Belisa, Brisa, Calila, Celeste, Daniela, Fernanda, Lorenza, Márcia, Potira, Raquel, Renailda, Say e Valquíria misturam suas experiências individuais e apresentam um modelo de pertencimento a uma comunidade artística de alto gabarito que interage com um público leitor que lança sua rede no mais profundo mundo virtual para buscar o melhor pescado.

A distribuição dos textos é feita com mistura de versos e prosas onde as autoras puderam expressar suas profundanças com muita leveza e liberdade, incluindo a apresentação de fotografias delas mesmas como extensão da palavra escrita. Elas estão presentes. Os textos têm a cara das donas e é muito interessante observar como cada palavra escrita identifica cada uma delas.

As fotografias vão como que revelando o cotidiano das moças e ilustrando o espírito do livro na medida em que o olhar dos fotógrafos vai capturando as profundanças dos momentos e perpetuando os movimentos das escritoras. Assim acontece o entrelaçamento das palavras e imagens quando Martinho, empunhando a câmera, olha o olhar de Valquíria que fala:

Empunho o que sou,
porque o ser que me habita
não quer o que esfria,
ao contrário,
pede o que borbulha.

 

Fafá surpreende Say entre panelas – dispostas no altar para o banquete – grafites, flores e estampas na saia. Mais uma vez a imagem casa com a poesia:

Escondo, na parte de dentro,
Do estampado florido de minhas saias
Um respiro calmo no altar de mim.

Márcia e Jéssica se encontram num diálogo aparentemente desencontrado. Só na aparência mesmo, posto que da cor seca do sertão brota a florada de quem, como num ato de contrição, escreve poemas:

Meu sertão tem a cor amarela
Como as folhas no outono
E a minha saudade tem a cor sépia
Como numa fotografia
uma saudade assim
envelhecida.

Uma árvore prenha guarda águas sertanejas para matar as necessárias sedes. É assim a natureza: resistente e adaptável porque criativa. Como um útero aconchegante carrega dentro de si a poesia que germina e se desenvolve pela palavra forte de Celeste e pelo gatilho da câmera de Ravena. Belo encontro!

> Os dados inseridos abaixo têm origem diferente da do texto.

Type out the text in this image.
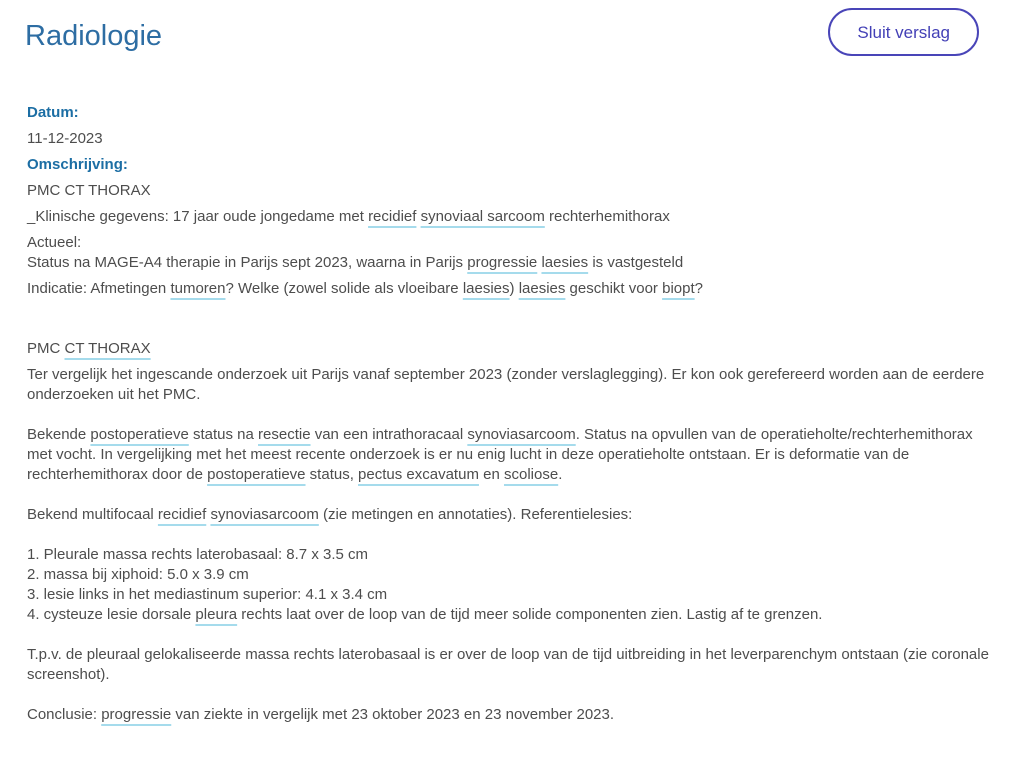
Radiologie	Sluit verslag

Datum:

11-12-2023

Omschrijving:

PMC CT THORAX

_Klinische gegevens: 17 jaar oude jongedame met recidief synoviaal sarcoom rechterhemithorax

Actueel:
Status na MAGE-A4 therapie in Parijs sept 2023, waarna in Parijs progressie laesies is vastgesteld

Indicatie: Afmetingen tumoren? Welke (zowel solide als vloeibare laesies) laesies geschikt voor biopt?

PMC CT THORAX

Ter vergelijk het ingescande onderzoek uit Parijs vanaf september 2023 (zonder verslaglegging). Er kon ook gerefereerd worden aan de eerdere onderzoeken uit het PMC.

Bekende postoperatieve status na resectie van een intrathoracaal synoviasarcoom. Status na opvullen van de operatieholte/rechterhemithorax met vocht. In vergelijking met het meest recente onderzoek is er nu enig lucht in deze operatieholte ontstaan. Er is deformatie van de rechterhemithorax door de postoperatieve status, pectus excavatum en scoliose.

Bekend multifocaal recidief synoviasarcoom (zie metingen en annotaties). Referentielesies:

1. Pleurale massa rechts laterobasaal: 8.7 x 3.5 cm
2. massa bij xiphoid: 5.0 x 3.9 cm
3. lesie links in het mediastinum superior: 4.1 x 3.4 cm
4. cysteuze lesie dorsale pleura rechts laat over de loop van de tijd meer solide componenten zien. Lastig af te grenzen.

T.p.v. de pleuraal gelokaliseerde massa rechts laterobasaal is er over de loop van de tijd uitbreiding in het leverparenchym ontstaan (zie coronale screenshot).

Conclusie: progressie van ziekte in vergelijk met 23 oktober 2023 en 23 november 2023.
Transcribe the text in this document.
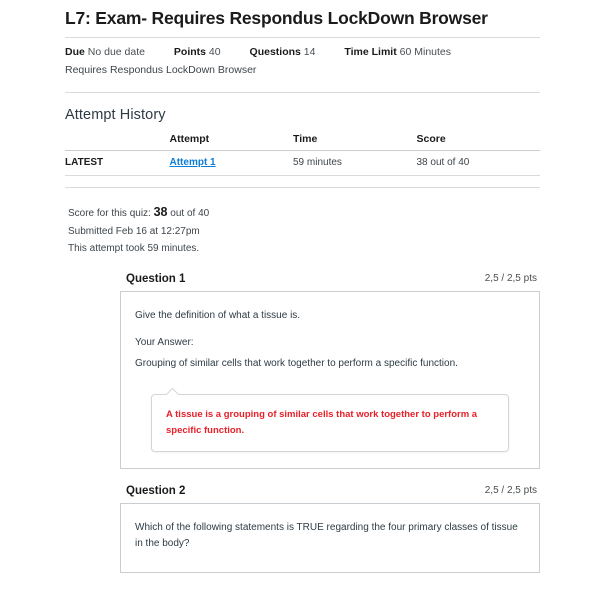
L7: Exam- Requires Respondus LockDown Browser
Due No due date	Points 40	Questions 14	Time Limit 60 Minutes
Requires Respondus LockDown Browser
Attempt History
	Attempt	Time	Score
LATEST	Attempt 1	59 minutes	38 out of 40
Score for this quiz: 38 out of 40
Submitted Feb 16 at 12:27pm
This attempt took 59 minutes.
Question 1	2,5 / 2,5 pts

Give the definition of what a tissue is.

Your Answer:

Grouping of similar cells that work together to perform a specific function.

A tissue is a grouping of similar cells that work together to perform a specific function.

Question 2	2,5 / 2,5 pts

Which of the following statements is TRUE regarding the four primary classes of tissue in the body?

É dispensável neste momento escrever sobre as autoras, posto que no final do livro a organizadora teve o cuidado de apresentá-las numa Mini Bio d@s participantes de um jeito muito mais interessante de forma que o leitor poderá conferir e entender o porquê dessa ausência de explicações nesta resenha. Além da apresentação das escritoras, Daniela Galdino abre espaço detalhado para mostrar quem fotografou e quem ajudou na produção do brilhante material que a partir de agora está no mundo através da boca e da pena das autoras deste livro.

Olho-me no espelho nua por dentro

porque

Fui nomeada no esteio do vento.

Sou eu, ácido, violão sem cordas

E me extasiando com sua música surda

tenho medo dos sussurros das palavras

e

começo a pender para direções esquecidas

buscando os caminhos que

as quinas das portas cortam meus passos.

Há mofo no teto e gotas de chuva nas cortinas

e a minha saudade tem a cor sépia

na presença do enxofre envelhecedor de fotografias… mas

prometo gozar o atraso dos dissabores

sintomas de precipício/ predicados de botequim

Ah!… O que tenho?

Tenho tanto medo de deus / que até fraquejei com esta caneta,

porém depois de cada inverno inscrito

eu sempre voltarei para o verão dos teus braços

porque é neles que

os meus cabelos / escondem navalhas errantes

mas que não podarão a profundança de cada palavra poemada.

* Os textos em itálico são os títulos das falas das autoras deste precioso livro.

“Profundanças” está disponível para download no site Voo Audiovisual.

Neuzamaria Kerner, baiana de Salvador, é professora e escritora. Tem publicados os livros: “Fragmentos de Cristal”, “Eu Bebi a Lua”, “A Presença do Mar na Prosa Grapiúna”, entre outras publicações em revistas literárias. Seu mais recente rebento poético é “O Livro-Arbítrio das Evas – Dentro e Fora do Jardim” (Ed. Editus – 2014).